En fait, pendant tout le récit, on se rend compte que la place des femmes est particulièrement restreinte. Et même chez le couple Xa et Soan, qui semble épanoui, la femme sait se tenir à sa place et ne parler qu'à la demande express de son mari.
Quel choc des rencontres ! A peine une trentaine d'années séparent le lecteur des personnages de cette histoire, et pourtant, il nous semble qu'il y a un univers entre les deux. Il ne fait décidément pas bon être femme au Viet-Nam.

Ce roman faisait partie de la sélection du Livre de Poche du mois de mars. Il y avait également La joueuse d'Echec, dont je vous ai parlé hier, et L'enfant de Noé, dont j'avais parlé sur ce blog il y a déjà 2 ans. Très honnêtement, aucun des trois n'a réussi à me convaincre. Espérons que la sélection du mois d'avril sera meilleure.

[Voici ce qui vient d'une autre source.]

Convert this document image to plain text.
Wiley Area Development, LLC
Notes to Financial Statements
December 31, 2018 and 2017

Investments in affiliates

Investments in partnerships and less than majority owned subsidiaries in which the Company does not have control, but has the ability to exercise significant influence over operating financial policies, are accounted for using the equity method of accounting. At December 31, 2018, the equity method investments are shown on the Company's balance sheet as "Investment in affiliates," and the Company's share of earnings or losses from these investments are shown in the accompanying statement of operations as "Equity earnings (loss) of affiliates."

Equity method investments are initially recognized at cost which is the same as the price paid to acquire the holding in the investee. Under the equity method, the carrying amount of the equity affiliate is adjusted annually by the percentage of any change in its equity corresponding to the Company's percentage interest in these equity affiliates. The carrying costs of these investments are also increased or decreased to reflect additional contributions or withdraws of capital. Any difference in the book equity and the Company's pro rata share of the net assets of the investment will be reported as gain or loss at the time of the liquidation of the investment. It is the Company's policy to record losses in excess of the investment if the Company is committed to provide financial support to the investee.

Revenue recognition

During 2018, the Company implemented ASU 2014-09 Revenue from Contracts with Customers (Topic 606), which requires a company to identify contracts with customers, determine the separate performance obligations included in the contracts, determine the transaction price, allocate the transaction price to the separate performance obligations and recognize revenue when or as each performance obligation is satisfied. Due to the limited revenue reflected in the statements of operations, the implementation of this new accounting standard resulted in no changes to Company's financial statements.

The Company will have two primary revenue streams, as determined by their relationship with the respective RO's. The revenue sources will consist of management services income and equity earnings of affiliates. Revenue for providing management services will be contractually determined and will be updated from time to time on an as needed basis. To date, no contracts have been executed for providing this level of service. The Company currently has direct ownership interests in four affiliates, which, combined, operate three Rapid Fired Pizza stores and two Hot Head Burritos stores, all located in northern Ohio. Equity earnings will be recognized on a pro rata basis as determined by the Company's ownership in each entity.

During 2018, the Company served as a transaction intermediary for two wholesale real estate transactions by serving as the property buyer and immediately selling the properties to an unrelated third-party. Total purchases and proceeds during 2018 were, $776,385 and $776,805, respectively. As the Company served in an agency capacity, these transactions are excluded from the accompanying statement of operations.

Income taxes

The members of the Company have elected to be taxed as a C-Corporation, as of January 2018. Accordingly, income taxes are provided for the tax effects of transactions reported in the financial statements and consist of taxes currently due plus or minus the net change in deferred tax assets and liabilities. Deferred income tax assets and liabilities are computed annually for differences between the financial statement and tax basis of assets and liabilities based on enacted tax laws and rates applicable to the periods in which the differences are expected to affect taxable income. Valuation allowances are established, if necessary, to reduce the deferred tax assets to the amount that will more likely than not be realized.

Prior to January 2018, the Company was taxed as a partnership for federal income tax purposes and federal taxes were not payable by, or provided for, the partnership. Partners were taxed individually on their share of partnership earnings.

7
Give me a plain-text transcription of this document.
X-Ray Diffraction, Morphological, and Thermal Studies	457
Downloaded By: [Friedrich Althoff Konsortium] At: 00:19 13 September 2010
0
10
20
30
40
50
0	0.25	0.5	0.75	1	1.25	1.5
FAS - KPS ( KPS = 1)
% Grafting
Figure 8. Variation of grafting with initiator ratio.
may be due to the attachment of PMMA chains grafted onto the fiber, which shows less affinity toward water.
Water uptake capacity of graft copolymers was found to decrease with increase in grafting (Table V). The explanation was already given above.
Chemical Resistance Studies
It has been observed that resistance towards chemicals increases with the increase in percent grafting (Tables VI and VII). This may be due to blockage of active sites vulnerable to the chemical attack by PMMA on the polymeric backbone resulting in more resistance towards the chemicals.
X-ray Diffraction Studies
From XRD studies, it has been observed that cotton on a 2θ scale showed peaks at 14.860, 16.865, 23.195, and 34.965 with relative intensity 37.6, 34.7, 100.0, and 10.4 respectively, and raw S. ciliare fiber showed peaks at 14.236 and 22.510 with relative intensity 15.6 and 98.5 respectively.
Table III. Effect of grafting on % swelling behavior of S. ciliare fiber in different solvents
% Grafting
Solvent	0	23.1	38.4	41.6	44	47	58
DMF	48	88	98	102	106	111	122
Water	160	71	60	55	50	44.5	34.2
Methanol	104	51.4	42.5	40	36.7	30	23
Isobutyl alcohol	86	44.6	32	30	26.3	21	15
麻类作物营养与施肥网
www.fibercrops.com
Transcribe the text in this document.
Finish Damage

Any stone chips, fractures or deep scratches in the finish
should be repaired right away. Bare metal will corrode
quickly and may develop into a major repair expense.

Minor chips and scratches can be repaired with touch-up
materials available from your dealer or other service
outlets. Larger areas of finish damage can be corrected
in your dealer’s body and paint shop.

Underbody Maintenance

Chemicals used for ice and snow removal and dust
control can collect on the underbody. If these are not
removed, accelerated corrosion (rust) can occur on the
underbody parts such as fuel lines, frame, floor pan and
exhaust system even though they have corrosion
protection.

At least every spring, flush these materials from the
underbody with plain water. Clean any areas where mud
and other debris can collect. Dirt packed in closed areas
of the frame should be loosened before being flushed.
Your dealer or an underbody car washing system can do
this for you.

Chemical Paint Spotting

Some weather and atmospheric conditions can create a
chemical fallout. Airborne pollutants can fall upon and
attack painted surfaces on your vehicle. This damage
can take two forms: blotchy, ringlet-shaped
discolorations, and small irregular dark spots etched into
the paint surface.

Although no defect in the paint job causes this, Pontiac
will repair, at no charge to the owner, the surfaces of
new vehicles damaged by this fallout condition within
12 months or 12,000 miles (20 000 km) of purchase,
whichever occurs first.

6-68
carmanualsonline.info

Voir aussi les avis de Gambadou, Sylvie, Carine Sollivelas et Florinette

Extrait :

Miên retire sa main. Elle vient de comprendre. La voix a cogné la paume de sa main. On dit que, de toutes les parties du corps, la paume de la main conserve le plus longtemps les sensations, de même que l'oreille de l'éléphant garde la mémoire des sons provenant de sept existence antérieures. Miên a compris qui est l'homme assis en face d'elle.
Elle soupire d'une voix basse :
"Grand frère Bôn?"
Il répond :
"Oui, c'est moi, je suis revenu."
C'était son mari, quatorze ans plus tôt. L'âme errante qu'elle honore sur l'autel depuis si longtemps s'est soudain réincarné dans ce corps noir, cette peau et ces lèvres cadavériques. Bôn est revenu. Ce n'est plus le jeune homme qui fut son mari le temps d'un été fugace. C'est n'est pas une âme errante non plus. Quelque chose entre les deux. Miên comprend qu'elle est piégée.